La social-démocratie doit choisir entre protestation et appétit du pouvoir (par Dennis MacShane, député travailliste britannique)

samedi 8 août 2009.
 

Née de la lutte contre l’exploitation capitaliste au XIXe siècle, la social-démocratie dans ses différentes formes - le travaillisme au Royaume-Uni, le socialisme en France, le modèle social-démocrate en Allemagne et dans les pays scandinaves - a conquis le pouvoir d’Etat au XXe siècle.

Qu’en reste-t-il aujourd’hui ? La gauche démocratique est défiée par des partis concurrents qui se réclament de ses valeurs et empiètent sur son électorat. Le national-populisme, bien ancré dans certains partis anti-européens de la droite xénophobe, attire désormais les votants des classes populaires. Les partis anticapitalistes de la gauche populiste briguent une partie du prolétariat et des travailleurs syndiqués de la fonction publique. Les partis écologiques anti-industrialistes ont aussi capté beaucoup de votes progressistes.

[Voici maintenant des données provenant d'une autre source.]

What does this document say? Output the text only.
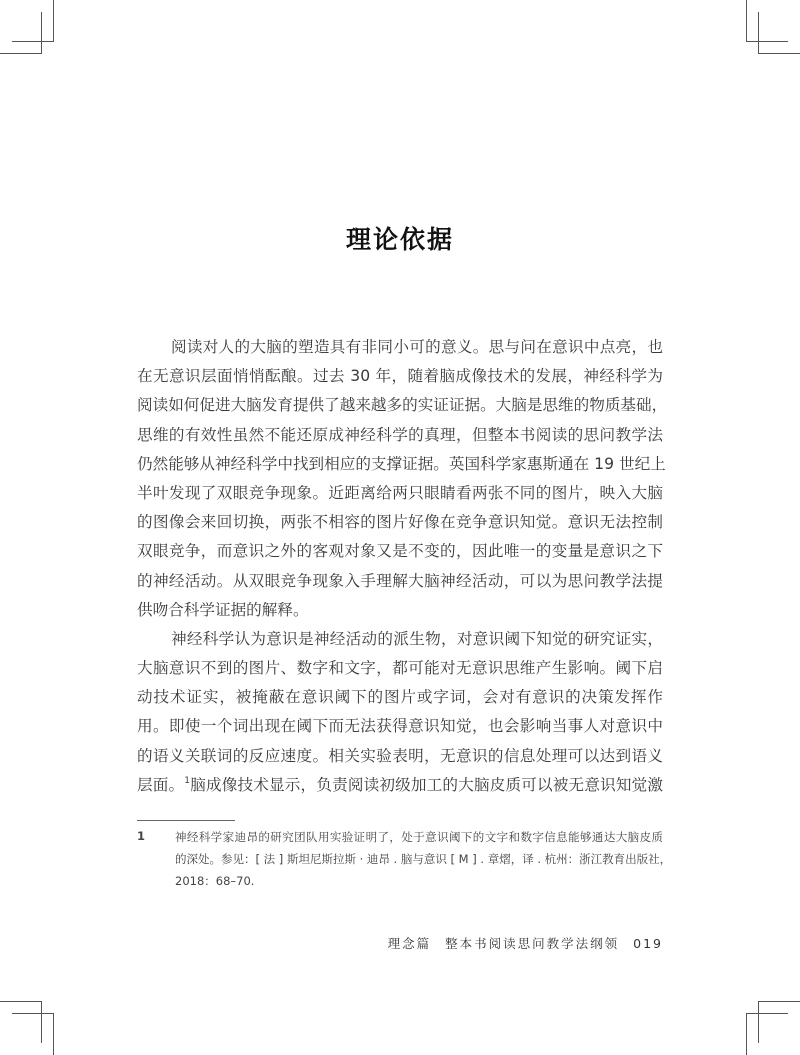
理论依据
阅读对人的大脑的塑造具有非同小可的意义。思与问在意识中点亮，也
在无意识层面悄悄酝酿。过去 30 年，随着脑成像技术的发展，神经科学为
阅读如何促进大脑发育提供了越来越多的实证证据。大脑是思维的物质基础，
思维的有效性虽然不能还原成神经科学的真理，但整本书阅读的思问教学法
仍然能够从神经科学中找到相应的支撑证据。英国科学家惠斯通在 19 世纪上
半叶发现了双眼竞争现象。近距离给两只眼睛看两张不同的图片，映入大脑
的图像会来回切换，两张不相容的图片好像在竞争意识知觉。意识无法控制
双眼竞争，而意识之外的客观对象又是不变的，因此唯一的变量是意识之下
的神经活动。从双眼竞争现象入手理解大脑神经活动，可以为思问教学法提
供吻合科学证据的解释。
神经科学认为意识是神经活动的派生物，对意识阈下知觉的研究证实，
大脑意识不到的图片、数字和文字，都可能对无意识思维产生影响。阈下启
动技术证实，被掩蔽在意识阈下的图片或字词，会对有意识的决策发挥作
用。即使一个词出现在阈下而无法获得意识知觉，也会影响当事人对意识中
的语义关联词的反应速度。相关实验表明，无意识的信息处理可以达到语义
层面。$^1$脑成像技术显示，负责阅读初级加工的大脑皮质可以被无意识知觉激
1	神经科学家迪昂的研究团队用实验证明了，处于意识阈下的文字和数字信息能够通达大脑皮质
的深处。参见：[ 法 ] 斯坦尼斯拉斯 · 迪昂 . 脑与意识 [ M ] . 章熠，译 . 杭州：浙江教育出版社，
2018：68–70.
理念篇 整本书阅读思问教学法纲领 019
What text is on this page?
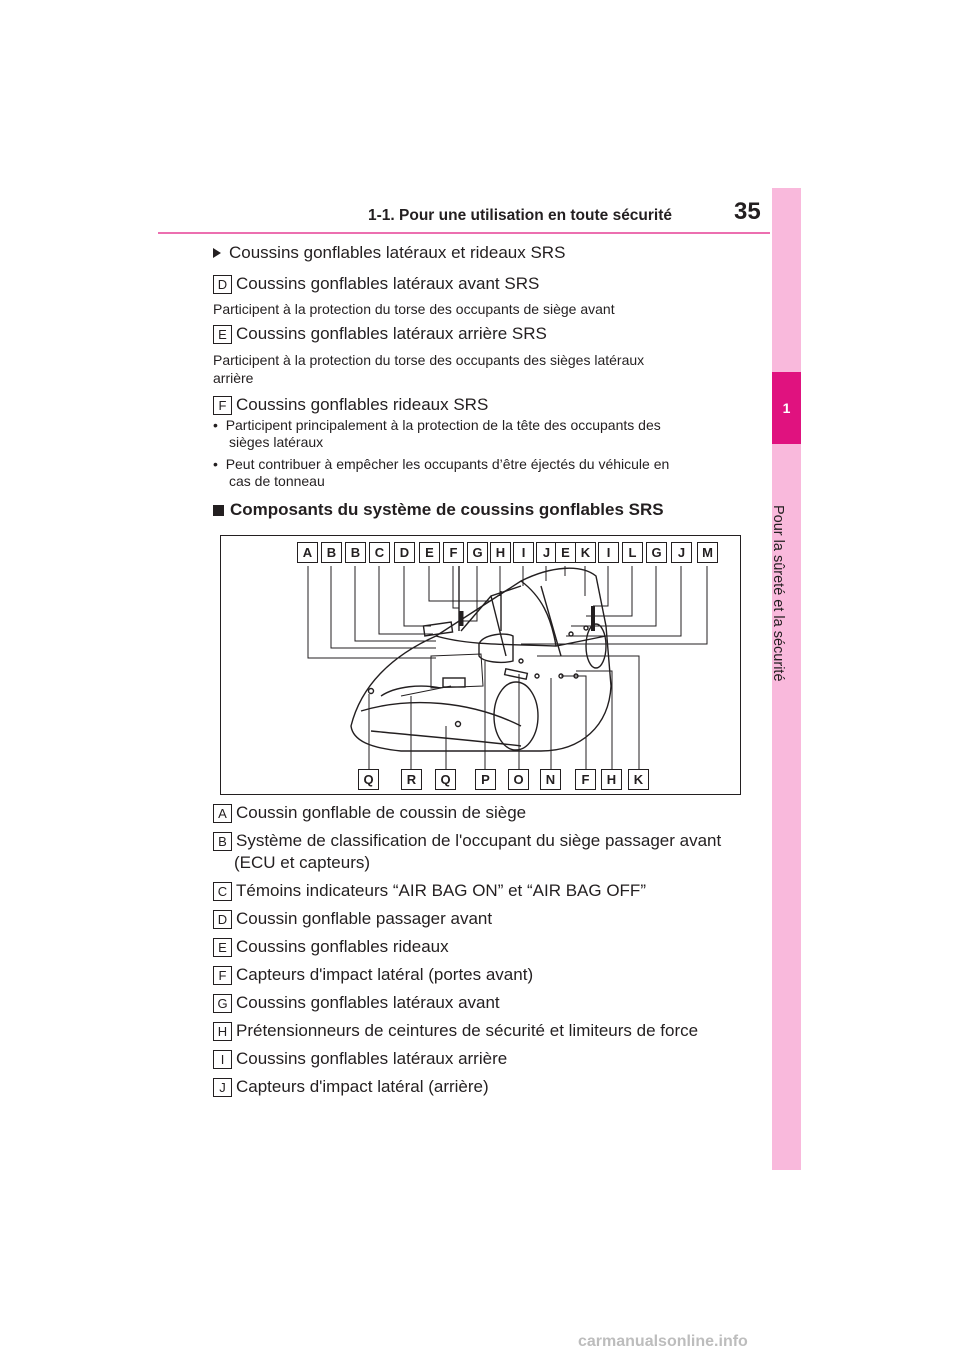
1-1. Pour une utilisation en toute sécurité	35
1
Pour la sûreté et la sécurité
Coussins gonflables latéraux et rideaux SRS
D Coussins gonflables latéraux avant SRS
Participent à la protection du torse des occupants de siège avant
E Coussins gonflables latéraux arrière SRS
Participent à la protection du torse des occupants des sièges latéraux
arrière
F Coussins gonflables rideaux SRS
•  Participent principalement à la protection de la tête des occupants des
sièges latéraux
•  Peut contribuer à empêcher les occupants d’être éjectés du véhicule en
cas de tonneau
Composants du système de coussins gonflables SRS
A	B	B	C	D	E	F	G	H	I	J E K	I	L	G	J	M
Q	R	Q	P	O	N	F	H	K
A Coussin gonflable de coussin de siège
B Système de classification de l'occupant du siège passager avant
(ECU et capteurs)
C Témoins indicateurs “AIR BAG ON” et “AIR BAG OFF”
D Coussin gonflable passager avant
E Coussins gonflables rideaux
F Capteurs d'impact latéral (portes avant)
G Coussins gonflables latéraux avant
H Prétensionneurs de ceintures de sécurité et limiteurs de force
I Coussins gonflables latéraux arrière
J Capteurs d'impact latéral (arrière)
carmanualsonline.info
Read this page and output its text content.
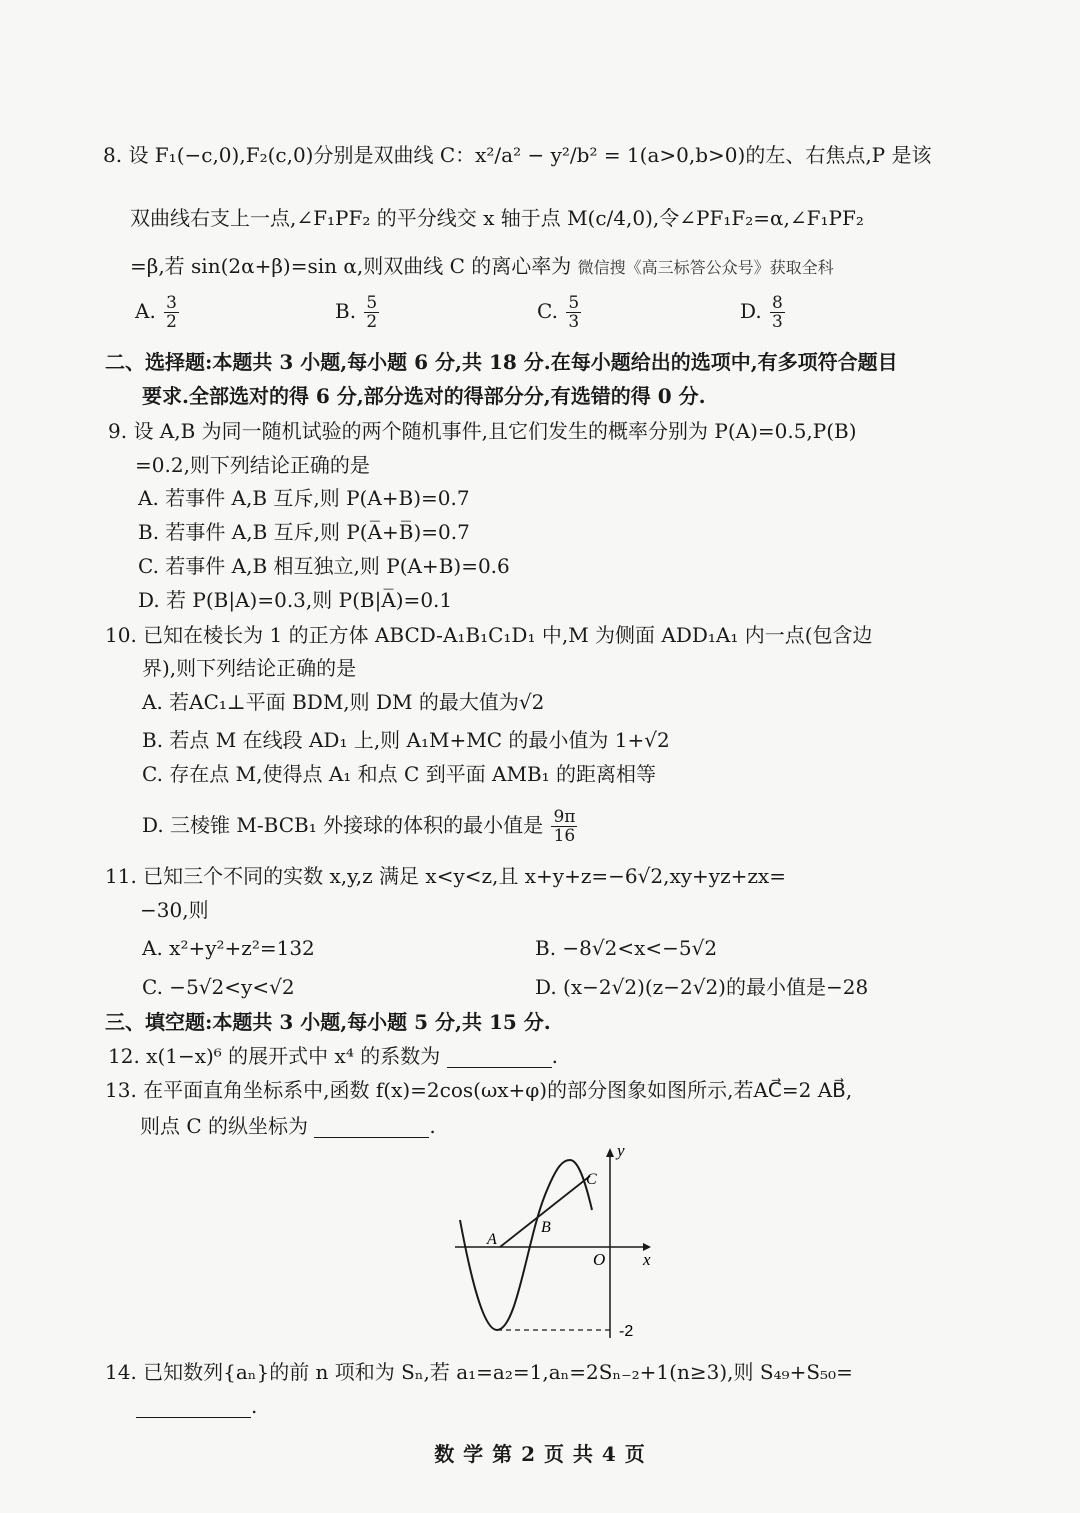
8. 设 F₁(−c,0),F₂(c,0)分别是双曲线 C：x²/a² − y²/b² = 1(a>0,b>0)的左、右焦点,P 是该
双曲线右支上一点,∠F₁PF₂ 的平分线交 x 轴于点 M(c/4,0),令∠PF₁F₂=α,∠F₁PF₂
=β,若 sin(2α+β)=sin α,则双曲线 C 的离心率为 微信搜《高三标答公众号》获取全科
A. $\frac{3}{2}$	B. $\frac{5}{2}$	C. $\frac{5}{3}$	D. $\frac{8}{3}$
二、选择题:本题共 3 小题,每小题 6 分,共 18 分.在每小题给出的选项中,有多项符合题目
要求.全部选对的得 6 分,部分选对的得部分分,有选错的得 0 分.
9. 设 A,B 为同一随机试验的两个随机事件,且它们发生的概率分别为 P(A)=0.5,P(B)
=0.2,则下列结论正确的是
A. 若事件 A,B 互斥,则 P(A+B)=0.7
B. 若事件 A,B 互斥,则 P(A̅+B̅)=0.7
C. 若事件 A,B 相互独立,则 P(A+B)=0.6
D. 若 P(B|A)=0.3,则 P(B|A̅)=0.1
10. 已知在棱长为 1 的正方体 ABCD-A₁B₁C₁D₁ 中,M 为侧面 ADD₁A₁ 内一点(包含边
界),则下列结论正确的是
A. 若AC₁⊥平面 BDM,则 DM 的最大值为√2
B. 若点 M 在线段 AD₁ 上,则 A₁M+MC 的最小值为 1+√2
C. 存在点 M,使得点 A₁ 和点 C 到平面 AMB₁ 的距离相等
D. 三棱锥 M-BCB₁ 外接球的体积的最小值是 $\frac{9\pi}{16}$
11. 已知三个不同的实数 x,y,z 满足 x<y<z,且 x+y+z=−6√2,xy+yz+zx=
−30,则
A. x²+y²+z²=132	B. −8√2<x<−5√2
C. −5√2<y<√2	D. (x−2√2)(z−2√2)的最小值是−28
三、填空题:本题共 3 小题,每小题 5 分,共 15 分.
12. x(1−x)⁶ 的展开式中 x⁴ 的系数为	.
13. 在平面直角坐标系中,函数 f(x)=2cos(ωx+φ)的部分图象如图所示,若AC⃗=2 AB⃗,
则点 C 的纵坐标为	.
y
x
O
A
B
C
-2
14. 已知数列{aₙ}的前 n 项和为 Sₙ,若 a₁=a₂=1,aₙ=2Sₙ₋₂+1(n≥3),则 S₄₉+S₅₀=
.
数 学 第 2 页 共 4 页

Dans le paysage politique dessiné par les européennes, la gauche sociale-démocrate représente au mieux un quart des votants, souvent à peine un cinquième. Le Labour, au pouvoir au Royaume-Uni, a réuni 15 % des voix. Le PS, dans l’opposition depuis 2002, n’a guère fait mieux. Mme Merkel et M. Berlusconi ont battu le SPD en Allemagne et le Parti démocrate en Italie. En Europe de l’Est, les sociaux-démocrates (communistes rebaptisés ou partis neufs), sont relégués dans le camp minoritaire.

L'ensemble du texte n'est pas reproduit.